Thursday, September 09, 2010

Stephen Hawking: This Blogger's View Brings Out A Scary Crowd

Stephen Hawking's new book The Grand Design has - as it was designed to do, I suppose - stirred much debate.

In this blogger's case, the approach was to present the little-talked-about view of choice. That is, I choose to believe that God created the universe, where Stephen Hawking elects to assert that God did not create the universe. This video blog explains why:



Now, I never professed to side with either science or religion, understand, because for me, they exist as one. That's a conclusion I also came to at 15 years old, and have not wavered from it since.

My intent was to prove that people who "back" or support Professor Hawking are, in their own way, just as much religious zealots as the people they complain about who are religious zealots. Sadly, I have succeeded.

There's a small crowd out there, some of them who live right in my backyard of Oakland and San Francisco, and frankly mostly residing within a white, male, 20-something to 40-something, moderate education, more beer-drinking than wine-drinking, demographic, who I have come to consider as dangerous. That is, so full of basic anger that they're to be considered not safe to be around until they prove otherwise. They're the kind of people who contact you online just for the sole purpose of being hostile, but in public will hide in the shadows.

They will be the first to say they're not racist, but then lack the proper introspection to ask why they take the time to be who they are? No one black or minority, or female contacts me in the hostile way some of the people I refer to have done. Yes, openly hostile, out-of-the-blue communications primarily via Twitter and email. (Comments I discount because one really doesn't know who the person commenting is.)
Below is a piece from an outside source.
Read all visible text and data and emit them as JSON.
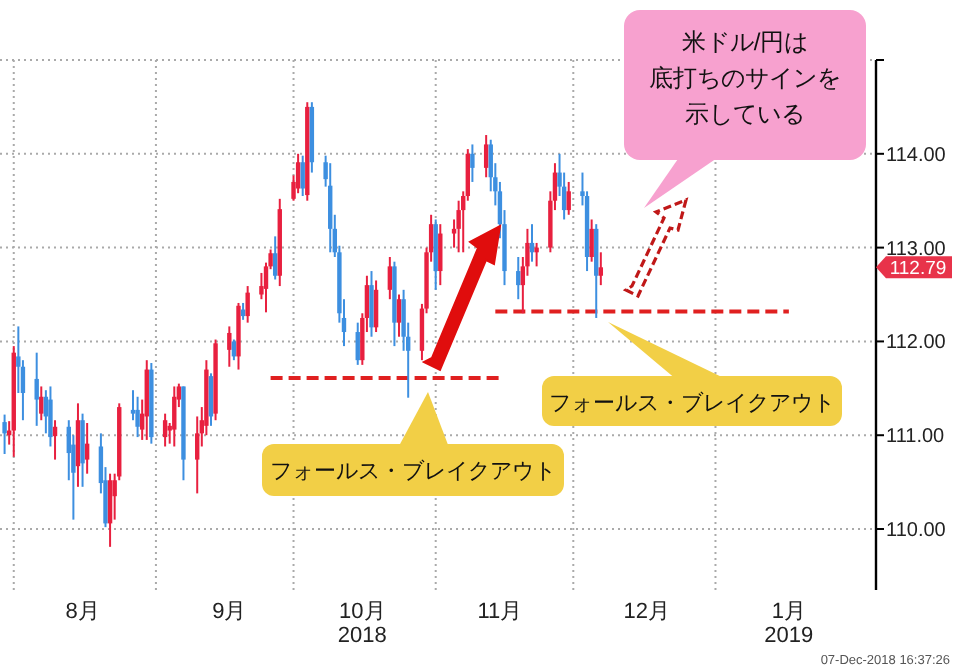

So, tired of such a pattern of contact, I'm putting my foot down to the "B Walsh'" types of the World - stop it.

Disagree In An Agreeable Way, Can't You Be?

Prof. Stephen Hawking

What's most disturbing about this situation I point to is the person's inability to disagree in an agreeable way. But then, in this case, how can you disagree when I state my choice of believing in God? It's not something for disagreement. It, as they say, "is what it is."

I have friends who are atheists, but I don't argue with them about that; that's their choice. What I'm more interested in is why a person elects to adopt the belief system they have? In Stephen Hawking's case, the missing issue for me is what personal, not scientific, path led him to his recent conclusion?

For me, the idea that the Universe came from "nothing" is contradictory to the basic mathematical proof that one-times-zero equals zero and one-times-one equals one. That means you can't have a Universe from "nothing" and calls into question why Hawking has such a device as "nothing," if only to be used as a "something" - a something used only to disprove God's role if not God's very existence.

Why?

I also must ask this very thorny question: why is it that the people who introduce the ideas that God doesn't exist as we think of him (like Hawking), or that whites are a superior intellect (like the late William Shockley) tend to be white and male and use "science" as some tool behind which to hide their prejudices?

That's a pattern I find disturbing and unanswered. It seems society spends more time asking why a disproportionate number of black men commit crimes, without stopping to consider the damaging impacts of centuries of racism and discrimination. Then, because of the kind of persons such an environment produces, some so-called scientist, who happens to be white and male, then says, "Oh, they're genetically inferior," which in turn lets racism off the hook. So it's OK for that person, and everyone else to be racist. Think about it.

You're just not going to come up with a black male scientist who asserts that blacks are genetically inferior intellectually.

You see my point here? I'm asking questions about the very psychological underpinnings of why we chose to believe what we believe. For some, my approach is unsettling, but it does not call for the person to be hostile to me. Indeed, I'm concerned that the people who consider themselves scientists or "fans of science" aren't more introspective.

So, I say this, if you can't control yourself, stay away from me, please. It's not worth all the emotion you express. Use it for more productive efforts that advance society.

1 comment:

  1. Anonymous10:16 AM

    It's controversial only because it seems to be attacking people's core beliefs, otherwise it is just as legitimate a take on the universe as any theory of creation. We all take ourselves way too seriously on the subject of where do we come from and what does it all mean. We will all die one day and no one has come back (I know, I know) to actually explain to us what happens next. Death is at the heart of most hatred and anger in the world. Thanks for adding something meaningful to the debate.